Comment vous êtes-vous fait connaître dans le monde de la voyance, comment se démarque-t-on des autres ?
Je suis passé tout d’abord à l’antenne sur des radios parisiennes. J’effectuais des consultations de voyance en direct par téléphone, ce qui était plutôt stressant. Cela reste tout de même une belle aventure humaine. Puis de fil en aiguille, j’ai été convié à des émissions télévisées en France, en Suisse, en Belgique et au Sénégal. Tout dépend comment vous entendez le terme « démarqué », car on peut se démarquer dans une ville, un quartier, peu importe si on passe à la télévision, ce qui importe c’est d’être intègre et de consulter dans les règles de l’art, apporter du bien au gens.
Pour conclure, que pourriez vous conseiller aux personnes qui voudraient consulter pour la première fois un voyant ?
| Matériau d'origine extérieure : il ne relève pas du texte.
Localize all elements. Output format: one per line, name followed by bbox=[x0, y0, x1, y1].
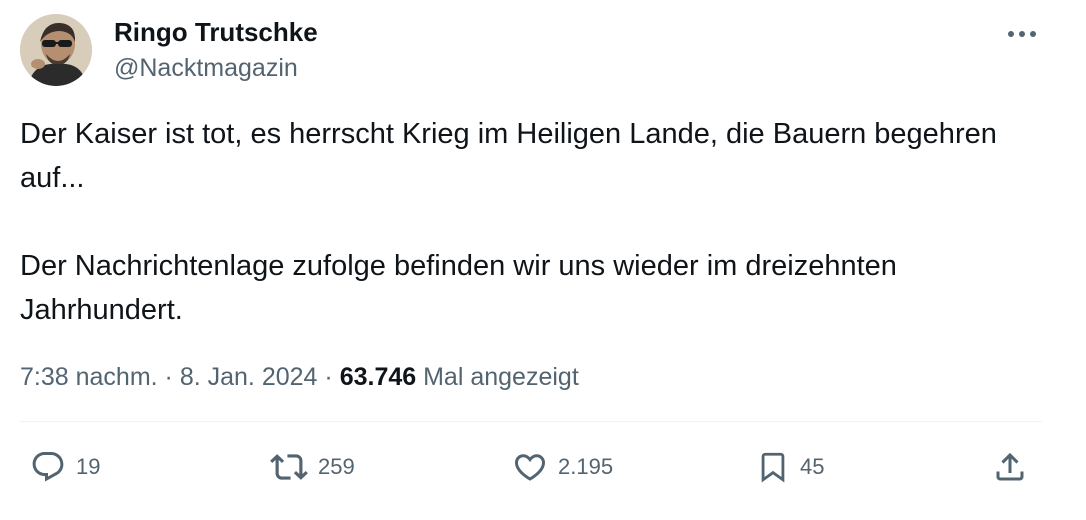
tweet-time[interactable]: 7:38 nachm. bbox=[20, 363, 158, 391]
divider bbox=[20, 421, 1042, 422]
user-avatar-photo bbox=[20, 14, 92, 86]
meta-separator: · bbox=[324, 363, 333, 391]
tweet-text: Der Kaiser ist tot, es herrscht Krieg im… bbox=[20, 112, 1030, 332]
meta-separator: · bbox=[164, 363, 173, 391]
reply-count: 19 bbox=[76, 454, 101, 479]
share-button[interactable] bbox=[992, 443, 1028, 491]
author-handle[interactable]: @Nacktmagazin bbox=[114, 52, 298, 84]
bookmark-count: 45 bbox=[800, 454, 825, 479]
reply-button[interactable]: 19 bbox=[30, 443, 100, 491]
repost-icon bbox=[270, 454, 308, 480]
like-count: 2.195 bbox=[558, 454, 614, 479]
tweet-paragraph: Der Kaiser ist tot, es herrscht Krieg im… bbox=[20, 118, 997, 194]
views-label: Mal angezeigt bbox=[423, 363, 579, 391]
share-icon bbox=[996, 452, 1024, 481]
repost-button[interactable]: 259 bbox=[270, 443, 355, 491]
author-display-name[interactable]: Ringo Trutschke bbox=[114, 16, 318, 48]
like-button[interactable]: 2.195 bbox=[512, 443, 613, 491]
views-count: 63.746 bbox=[339, 363, 417, 391]
bookmark-button[interactable]: 45 bbox=[756, 443, 824, 491]
tweet-date[interactable]: 8. Jan. 2024 bbox=[180, 363, 318, 391]
repost-count: 259 bbox=[318, 454, 355, 479]
avatar[interactable] bbox=[20, 14, 92, 86]
action-bar: 19 259 2.195 45 bbox=[20, 443, 1042, 491]
tweet-metadata: 7:38 nachm. · 8. Jan. 2024 · 63.746 Mal … bbox=[20, 360, 579, 394]
reply-icon bbox=[32, 452, 64, 482]
more-dots-icon bbox=[1008, 31, 1036, 37]
more-options-button[interactable] bbox=[1002, 20, 1042, 48]
bookmark-icon bbox=[761, 452, 785, 483]
tweet-paragraph: Der Nachrichtenlage zufolge befinden wir… bbox=[20, 250, 897, 326]
heart-icon bbox=[514, 454, 546, 481]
Je leur conseillerais tout d’abord de bien se renseigner, de se baser aussi sur le bouche à oreille. Et surtout de ne pas considérer le voyant comme le messie. La voyance, c’est prévenir, anticiper les choses, faire le point sur le passé pour ne pas réitérer les mêmes erreurs. Il faut que chacun garde à l’esprit qu’il est très important de conserver son libre arbitre, sinon la personne pourrait influencer sans le vouloir son avenir.